Rund 500 000 Euro ist Hollmanns Sammlung wert. Er hätte sie auch zu Geld machen können, aber das wollte er nicht. Die Sammlung wäre dann zerrissen worden. Auch den Erben wollte er seine Schmuckstücke nicht überlassen. „Das geht dann in die Hände von Laien, die so lange kurbeln, bis alles kaputt ist“, fürchtet er. Dass die Orgeln einfach nur stumm herumstehen, möchte Hollmann indes auch nicht. „Instrumente leben, die müssen gespielt werden“, sagt er. Manchmal besucht er die Wochenendvorführungen im Märkischen Museum. Dann mischt er sich unter die Besucher und freut sich über deren Lächeln.
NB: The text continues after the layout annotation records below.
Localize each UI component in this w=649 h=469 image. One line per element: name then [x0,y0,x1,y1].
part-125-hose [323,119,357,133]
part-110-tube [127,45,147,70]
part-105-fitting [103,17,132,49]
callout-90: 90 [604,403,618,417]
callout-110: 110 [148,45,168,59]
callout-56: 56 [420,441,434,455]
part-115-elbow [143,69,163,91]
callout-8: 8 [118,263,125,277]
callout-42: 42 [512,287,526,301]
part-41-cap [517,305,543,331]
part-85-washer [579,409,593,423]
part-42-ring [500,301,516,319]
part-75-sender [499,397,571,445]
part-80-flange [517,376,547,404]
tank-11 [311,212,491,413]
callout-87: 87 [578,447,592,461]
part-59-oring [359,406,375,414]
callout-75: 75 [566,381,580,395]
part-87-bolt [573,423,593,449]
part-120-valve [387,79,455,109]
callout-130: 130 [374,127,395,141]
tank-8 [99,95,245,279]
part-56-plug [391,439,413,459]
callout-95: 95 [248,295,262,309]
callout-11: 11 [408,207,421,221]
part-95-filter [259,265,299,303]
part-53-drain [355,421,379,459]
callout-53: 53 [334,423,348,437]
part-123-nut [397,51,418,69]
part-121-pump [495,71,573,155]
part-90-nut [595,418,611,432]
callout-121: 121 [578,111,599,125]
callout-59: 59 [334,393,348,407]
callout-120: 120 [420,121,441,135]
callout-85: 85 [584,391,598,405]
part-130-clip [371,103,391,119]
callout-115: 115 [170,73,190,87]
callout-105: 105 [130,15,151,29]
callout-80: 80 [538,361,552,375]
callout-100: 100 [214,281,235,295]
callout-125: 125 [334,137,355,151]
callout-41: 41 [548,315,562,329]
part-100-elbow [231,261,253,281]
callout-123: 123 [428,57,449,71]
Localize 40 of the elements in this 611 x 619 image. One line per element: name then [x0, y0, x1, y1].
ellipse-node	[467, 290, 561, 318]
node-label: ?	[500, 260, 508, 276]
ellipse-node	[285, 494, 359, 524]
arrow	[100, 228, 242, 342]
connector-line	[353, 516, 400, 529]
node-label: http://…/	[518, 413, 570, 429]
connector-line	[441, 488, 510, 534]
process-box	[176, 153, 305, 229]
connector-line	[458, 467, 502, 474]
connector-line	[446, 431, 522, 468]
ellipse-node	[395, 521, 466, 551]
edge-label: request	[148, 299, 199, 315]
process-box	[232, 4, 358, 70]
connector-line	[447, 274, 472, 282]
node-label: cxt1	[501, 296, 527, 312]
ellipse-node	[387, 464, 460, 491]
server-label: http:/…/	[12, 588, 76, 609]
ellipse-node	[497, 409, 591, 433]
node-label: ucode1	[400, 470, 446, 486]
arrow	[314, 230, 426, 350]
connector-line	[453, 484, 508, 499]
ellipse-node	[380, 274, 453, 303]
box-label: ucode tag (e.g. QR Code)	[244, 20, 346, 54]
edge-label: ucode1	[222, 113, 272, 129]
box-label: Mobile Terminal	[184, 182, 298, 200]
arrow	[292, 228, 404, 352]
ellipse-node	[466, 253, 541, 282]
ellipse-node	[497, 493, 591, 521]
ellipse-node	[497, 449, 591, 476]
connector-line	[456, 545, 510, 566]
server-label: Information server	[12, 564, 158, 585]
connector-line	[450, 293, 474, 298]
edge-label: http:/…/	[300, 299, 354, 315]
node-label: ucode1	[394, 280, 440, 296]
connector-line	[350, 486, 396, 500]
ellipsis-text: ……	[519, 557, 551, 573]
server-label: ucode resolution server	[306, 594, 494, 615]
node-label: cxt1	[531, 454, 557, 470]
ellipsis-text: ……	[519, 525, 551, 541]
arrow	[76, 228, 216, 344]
Ein paar Leierkästen bewahrt er noch in seiner Wohnung, auch wenn sie streng genommen nur noch Leihgaben sind, denn der Rentner hat sie bereits dem Museum versprochen. Ab und zu spielt er sie noch. Und die Nachbarn? „Ach“, sagt er, „Nicht am Sonntag und Fenster geschlossen halten, dann geht das schon.“ Das Haus weiß ja von Hollmanns Liebe.

WOLFGANG HOLLMANN

81, spielte und sammelte mit seiner Frau Ingeborg mechanische Musikinstrumente wie Drehorgeln, Spieluhren und Figurenautomaten

aus dem 19. und 20. Jahrhundert. Umfang: 43 Objekte. Schenkte sie der Stiftung Stadtmuseum Berlin.